Making Time to Make It Clear

Interdisciplinary teamwork, advanced technical skills, and a mastery of a range of life-support technologies...

PICU checklist preps bedside nurses to keep families in the loop

Interdisciplinary teamwork, advanced technical skills, and a mastery of a range of life-support technologies are essential to patient care on the pediatric intensive care unit, or PICU.

But nurses in All Children’s 28-bed PICU must be as ready to help families understand a young patient’s potentially complex course of treatment as to quickly respond to a medical emergency. So when a number of families reported that they were often unsure of their child’s plan of care, the unit’s clinical leaders launched a multidisciplinary quality improvement project designed to enhance bedside nurses’ ability to articulate it.

“Our project illustrates that ACH nurses have a direct influence on patient outcomes by contributing to interprofessional decision-making through structural empowerment.”
– PICU Director Melissa Macogay, RN

A key factor is the nature of an ICU. Baseline data showed that the assigned RN, a critical member of the interdisciplinary team, was present at the bedside at the start of multidisciplinary rounds only 36 percent of the time due to competing needs on the unit. Consequently, the bedside nurse was able to articulate a patient’s plan of care to a family just 43 percent of the time.

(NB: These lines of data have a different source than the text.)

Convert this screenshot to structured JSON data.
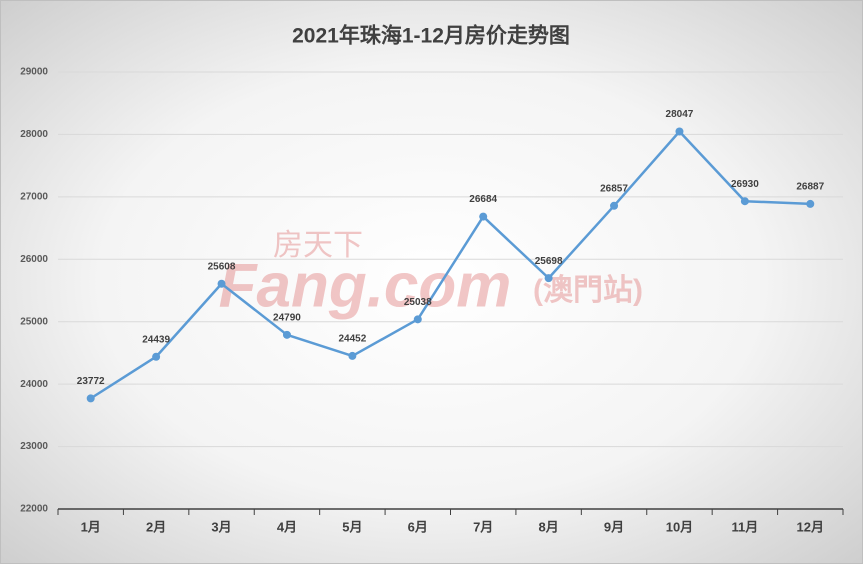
{
  "chart_data": {
    "type": "line",
    "title": "2021年珠海1-12月房价走势图",
    "categories": [
      "1月",
      "2月",
      "3月",
      "4月",
      "5月",
      "6月",
      "7月",
      "8月",
      "9月",
      "10月",
      "11月",
      "12月"
    ],
    "series": [
      {
        "name": "房价",
        "color": "#5b9bd5",
        "values": [
          23772,
          24439,
          25608,
          24790,
          24452,
          25038,
          26684,
          25698,
          26857,
          28047,
          26930,
          26887
        ]
      }
    ],
    "ylim": [
      22000,
      29000
    ],
    "yticks": [
      22000,
      23000,
      24000,
      25000,
      26000,
      27000,
      28000,
      29000
    ],
    "grid": true,
    "watermark": {
      "brand_cn": "房天下",
      "brand": "Fang.com",
      "region": "(澳門站)"
    }
  }
}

So a standardized approach was added to daily rounding in the PICU that uses a “Time Out” in order for nurses to give full focus to a 19-point safety checklist. The plan is verbalized aloud, with a charge nurse prompting a bedside nurse through each item on the list.

Improvement has been dramatic. Three months after introduction of the checklist, the bedside nurse was present at the beginning of rounds 85 percent of the time, and the percentage of nurses able to successfully articulate a patient’s plan of care increased to 96 percent. The satisfaction score also improved as families felt more confident in their understanding of a loved one’s plan of care.

“We continued to refine the process for several months, creating a drop-down menu to ensure the use of standard language for questions and answers and to capture data on changes made as a result of the safety checklist,” explains PICU Director Melissa Macogay, RN. “Our project illustrates that ACH nurses have a direct influence on patient outcomes by contributing to interprofessional decision-making through structural empowerment.”